Recovery & Rehabilitation After Scoliosis Surgery
Recovery from scoliosis surgery requires patience and careful adherence to postoperative guidelines. Hospital stay typically ranges from four to seven days, during which patients begin gentle mobilization under the supervision of physical therapists. Pain management utilizes a multimodal approach with epidural or patient-controlled analgesia for the first two to three days, transitioning to oral medications. The first six weeks after discharge involve restricted activity with gradual increases in walking distance and light daily activities. Most patients can return to school or sedentary work within four to six weeks, with restrictions on bending, lifting more than five pounds, and twisting continuing for three months.

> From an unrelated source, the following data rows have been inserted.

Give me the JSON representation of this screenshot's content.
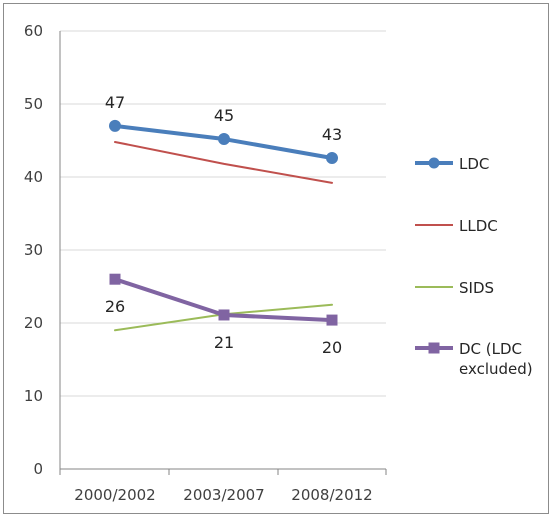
{
  "chart_data": {
    "type": "line",
    "categories": [
      "2000/2002",
      "2003/2007",
      "2008/2012"
    ],
    "ylim": [
      0,
      60
    ],
    "yticks": [
      0,
      10,
      20,
      30,
      40,
      50,
      60
    ],
    "grid": true,
    "legend_position": "right",
    "series": [
      {
        "name": "LDC",
        "values": [
          47,
          45.2,
          42.6
        ],
        "color": "#4a7ebb",
        "marker": "circle",
        "labels": [
          "47",
          "45",
          "43"
        ],
        "label_position": "above"
      },
      {
        "name": "LLDC",
        "values": [
          44.8,
          41.8,
          39.2
        ],
        "color": "#c0504d",
        "marker": "none"
      },
      {
        "name": "SIDS",
        "values": [
          19,
          21.2,
          22.5
        ],
        "color": "#9bbb59",
        "marker": "none"
      },
      {
        "name": "DC (LDC excluded)",
        "legend_lines": [
          "DC (LDC",
          "excluded)"
        ],
        "values": [
          26,
          21.1,
          20.4
        ],
        "color": "#8064a2",
        "marker": "square",
        "labels": [
          "26",
          "21",
          "20"
        ],
        "label_position": "below"
      }
    ]
  }
}
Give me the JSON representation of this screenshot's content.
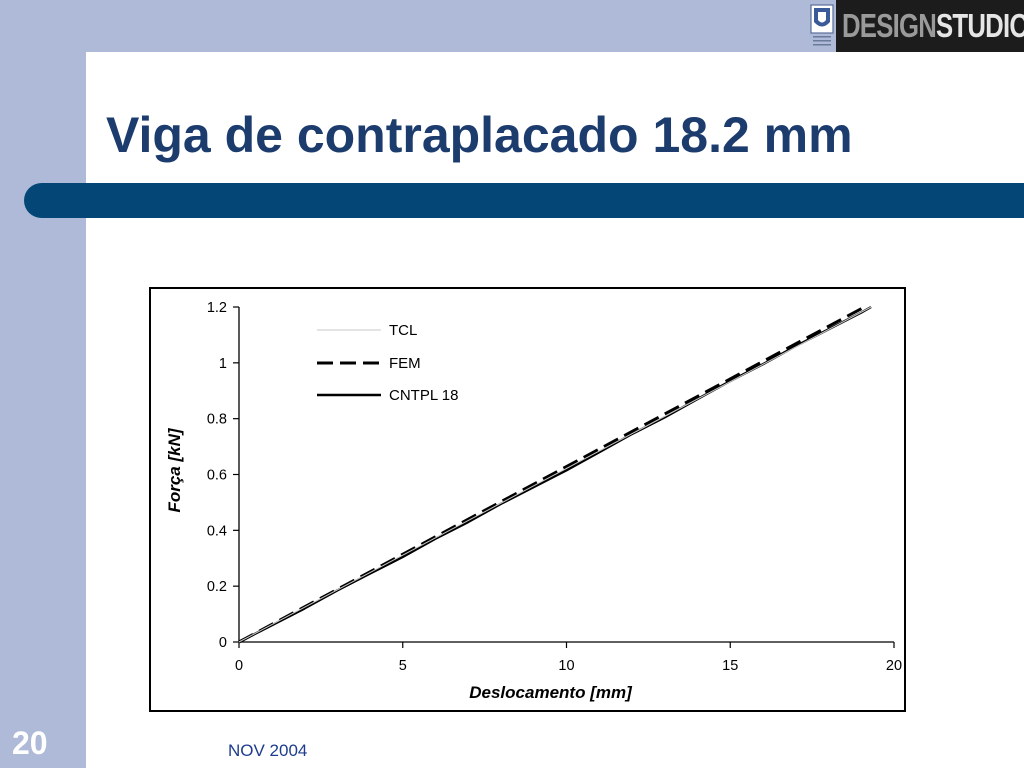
{
  "slide": {
    "title": "Viga de contraplacado 18.2 mm",
    "page_number": "20",
    "footer_date": "NOV 2004",
    "colors": {
      "band": "#aebad8",
      "title_bar": "#044776",
      "title_text": "#1d3c6e"
    }
  },
  "logo": {
    "part1": "DESIGN",
    "part2": "STUDIO",
    "seal_icon": "university-seal-icon"
  },
  "chart_data": {
    "type": "line",
    "xlabel": "Deslocamento [mm]",
    "ylabel": "Força [kN]",
    "xlim": [
      0,
      20
    ],
    "ylim": [
      0,
      1.2
    ],
    "xticks": [
      "0",
      "5",
      "10",
      "15",
      "20"
    ],
    "yticks": [
      "0",
      "0.2",
      "0.4",
      "0.6",
      "0.8",
      "1",
      "1.2"
    ],
    "grid": false,
    "legend_position": "top-left",
    "series": [
      {
        "name": "TCL",
        "style": "thin-solid",
        "color": "#c8c8c8",
        "x": [
          0,
          19.3
        ],
        "y": [
          0,
          1.2
        ]
      },
      {
        "name": "FEM",
        "style": "dashed",
        "color": "#000000",
        "x": [
          0,
          19.1
        ],
        "y": [
          0,
          1.2
        ]
      },
      {
        "name": "CNTPL 18",
        "style": "solid",
        "color": "#000000",
        "x": [
          0,
          1,
          2,
          3,
          4,
          5,
          6,
          7,
          8,
          9,
          10,
          11,
          12,
          13,
          14,
          15,
          16,
          17,
          18,
          19,
          19.3
        ],
        "y": [
          0,
          0.06,
          0.12,
          0.185,
          0.245,
          0.305,
          0.37,
          0.43,
          0.495,
          0.555,
          0.615,
          0.68,
          0.745,
          0.805,
          0.87,
          0.935,
          0.995,
          1.06,
          1.12,
          1.18,
          1.2
        ]
      }
    ]
  }
}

International patients should plan to stay near their surgical center for two to three weeks after scoliosis surgery, longer than for most other spine procedures. This extended stay allows for close monitoring during the early critical healing period, removal of any wound drains, and multiple follow-up visits to ensure satisfactory wound healing and no early complications. Air travel is typically permitted at three to four weeks postoperatively for uncomplicated cases. Full recovery from scoliosis surgery takes six to twelve months, with return to sports and high-impact activities at nine to twelve months after radiographic confirmation of solid fusion.
Our daughter's scoliosis surgery was quoted at $220,000 in the US. We traveled to Turkey where an experienced scoliosis surgeon performed the same 12-level posterior fusion for $55,000. The care was incredible — the surgeon spent an hour with us explaining every detail of the procedure. She is now two years post-surgery with a beautifully straight spine.
Jennifer M., parent of scoliosis surgery patient
Frequently Asked Questions
At what curve magnitude is scoliosis surgery recommended?
Surgery is generally recommended for curves exceeding 45-50 degrees in adolescents and 50-60 degrees in adults, or for curves that are progressing despite bracing. However, the decision depends on multiple factors including age, skeletal maturity, curve pattern, pain, functional limitation, and patient/family preferences.
How much correction can be achieved with surgery?
Modern scoliosis surgery typically achieves 60-80% correction of the preoperative curve magnitude. For example, a 70-degree curve would be corrected to approximately 14-28 degrees. The actual correction achieved depends on curve flexibility, surgical technique, and the number of levels included in the fusion.
Will my child lose flexibility after scoliosis fusion?
Yes, there is some loss of spinal motion in the fused segments. However, motion is preserved in the unfused portions of the spine, and most patients adapt well. Research shows that long-term quality of life and functional outcomes are excellent, with most patients returning to sports and activities. Vertebral body tethering may be an option for eligible patients who want to preserve more motion.
How long should we plan to stay abroad for scoliosis surgery?
Plan for a 3-4 week stay. This includes preoperative evaluation and imaging (2-3 days), surgery and hospital stay (5-7 days), and initial postoperative recovery with follow-up visits (10-14 days). Some families choose to stay longer for added security. A companion is essential for post-discharge care.